Monday, April 13, 2020

Review: Masked Prey

Masked Prey Masked Prey by John Sandford
My rating: 3 of 5 stars

I received a free advance copy of this from NetGalley for review.

Wait a minute. This is the THIRTIETH Prey novel?!? That can’t be right because I remember buying the first Prey book when I was about twenty so that would make me….


I better get this review done before I drop dead of old age.

The teenage daughter of a US senator is running some internet photo searches to see if any pics from her Instagram account have been shared when she stumbles across a chilling discovery. Someone has posted secretly taken photos and of her and other children of prominent politicians on a web site featuring racist propaganda as well as providing personal details on the kids. While there are no overt threats the implications are clear, and the fear is that some nutjob with a rifle will take the hint.

Deputy US Marshal Lucas Davenport is brought in by some of his political pals to quickly and quietly try to pin down the source of the pictures. With few clues to go on Lucas has to start talking to members of organized alt-right groups, but since most them are armed and make no secret about their hatred of the government it’s hard to whittle down the list of suspects. As Davenport tries to figure out who was behind the whole thing, a quietly angry man inspired by the site starts to make plans including committing his first murders.

This one starts with an intriguing and timely premise, and for most of the book it's John Sandford delivering as usual so I had no complaints. However, some serious cracks show up in the third act that undermined the foundation of the book for me.

First off is the political angle. Sandford has long been carefully walking through the minefield of having his lead character linked to prominent politicians without Lucas being particularly political himself. That’s served the series well because it provides the story logic as to why this one cop/federal agent keeps being involved in all these high profile cases without Sandford alienating anyone.

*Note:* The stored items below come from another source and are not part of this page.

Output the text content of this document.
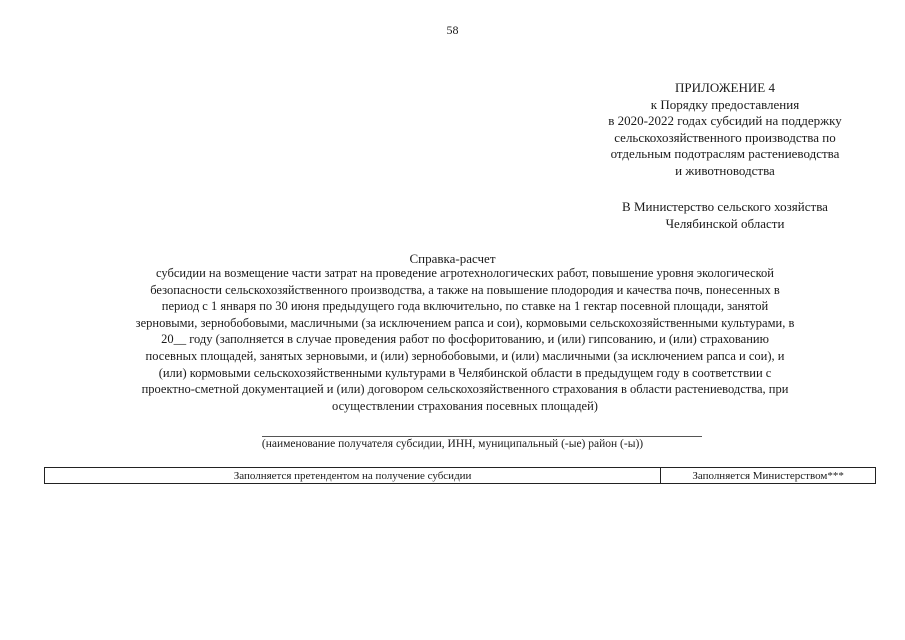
58
ПРИЛОЖЕНИЕ 4
к Порядку предоставления
в 2020-2022 годах субсидий на поддержку
сельскохозяйственного производства по
отдельным подотраслям растениеводства
и животноводства
В Министерство сельского хозяйства
Челябинской области
Справка-расчет
субсидии на возмещение части затрат на проведение агротехнологических работ, повышение уровня экологической
безопасности сельскохозяйственного производства, а также на повышение плодородия и качества почв, понесенных в
период с 1 января по 30 июня предыдущего года включительно, по ставке на 1 гектар посевной площади, занятой
зерновыми, зернобобовыми, масличными (за исключением рапса и сои), кормовыми сельскохозяйственными культурами, в
20__ году (заполняется в случае проведения работ по фосфоритованию, и (или) гипсованию, и (или) страхованию
посевных площадей, занятых зерновыми, и (или) зернобобовыми, и (или) масличными (за исключением рапса и сои), и
(или) кормовыми сельскохозяйственными культурами в Челябинской области в предыдущем году в соответствии с
проектно-сметной документацией и (или) договором сельскохозяйственного страхования в области растениеводства, при
осуществлении страхования посевных площадей)
(наименование получателя субсидии, ИНН, муниципальный (-ые) район (-ы))
Заполняется претендентом на получение субсидии	Заполняется Министерством***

However, these days it’s getting increasingly hard to believe that Lucas can continue to dance between the raindrops while having powerful friends from both sides of the political divide. The idea that he doesn’t have any real political enemies coming after him while being able to solve the problems of other highly politically connected people is getting increasingly hard to buy, especially because his cases usually make national news. Somebody would be trying to tar and feather him these days.

The other problem I had with this one is due to a shift in the ending. When the series started Lucas was more of a lone wolf who was more than willing to do some highly illegal stuff to get what he considered justice. That’s faded over time, and since he’s become a federal agent he’s much more of a team player so that we haven’t seen Davenport running a shady solo operation for a while now.

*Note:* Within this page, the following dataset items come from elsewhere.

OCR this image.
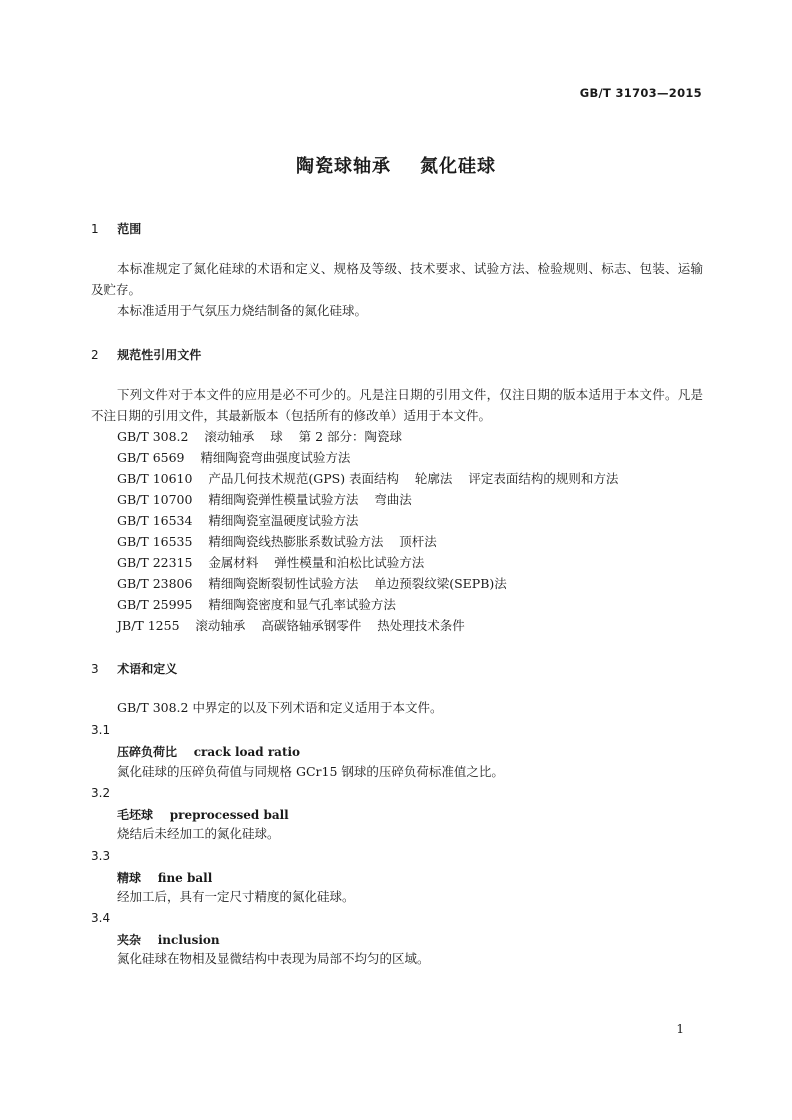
GB/T 31703—2015
陶瓷球轴承    氮化硅球
1 范围
本标准规定了氮化硅球的术语和定义、规格及等级、技术要求、试验方法、检验规则、标志、包装、运输及贮存。
本标准适用于气氛压力烧结制备的氮化硅球。
2 规范性引用文件
下列文件对于本文件的应用是必不可少的。凡是注日期的引用文件，仅注日期的版本适用于本文件。凡是不注日期的引用文件，其最新版本（包括所有的修改单）适用于本文件。
GB/T 308.2    滚动轴承    球    第 2 部分：陶瓷球
GB/T 6569    精细陶瓷弯曲强度试验方法
GB/T 10610    产品几何技术规范(GPS) 表面结构    轮廓法    评定表面结构的规则和方法
GB/T 10700    精细陶瓷弹性模量试验方法    弯曲法
GB/T 16534    精细陶瓷室温硬度试验方法
GB/T 16535    精细陶瓷线热膨胀系数试验方法    顶杆法
GB/T 22315    金属材料    弹性模量和泊松比试验方法
GB/T 23806    精细陶瓷断裂韧性试验方法    单边预裂纹梁(SEPB)法
GB/T 25995    精细陶瓷密度和显气孔率试验方法
JB/T 1255    滚动轴承    高碳铬轴承钢零件    热处理技术条件
3 术语和定义
GB/T 308.2 中界定的以及下列术语和定义适用于本文件。
3.1
压碎负荷比 crack load ratio
氮化硅球的压碎负荷值与同规格 GCr15 钢球的压碎负荷标准值之比。
3.2
毛坯球 preprocessed ball
烧结后未经加工的氮化硅球。
3.3
精球 fine ball
经加工后，具有一定尺寸精度的氮化硅球。
3.4
夹杂 inclusion
氮化硅球在物相及显微结构中表现为局部不均匀的区域。
1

Without giving anything anyway… It seems like Sandford made a conscious decision to bring back some of the old Lucas for the climax of this one, and we once again see Davenport pulling sneaky and underhanded moves to get the outcome he wants. The difference this time is that in the previous books Lucas was always very careful about covering his tracks, and his manipulations to set things up were generally subtle. This time his scheme is glaringly obvious with none of the cleverness or caution that we’ve seen him use in the past in similar situations.

None of the shortcomings ruined the book for me. It’s still Sandford doing a Prey novel so it’s highly enjoyable to read, but tight plotting and thinking through ramifications of actions have long been a hallmark of this series so it’s jarring to feel like the ending of one was a little sloppy.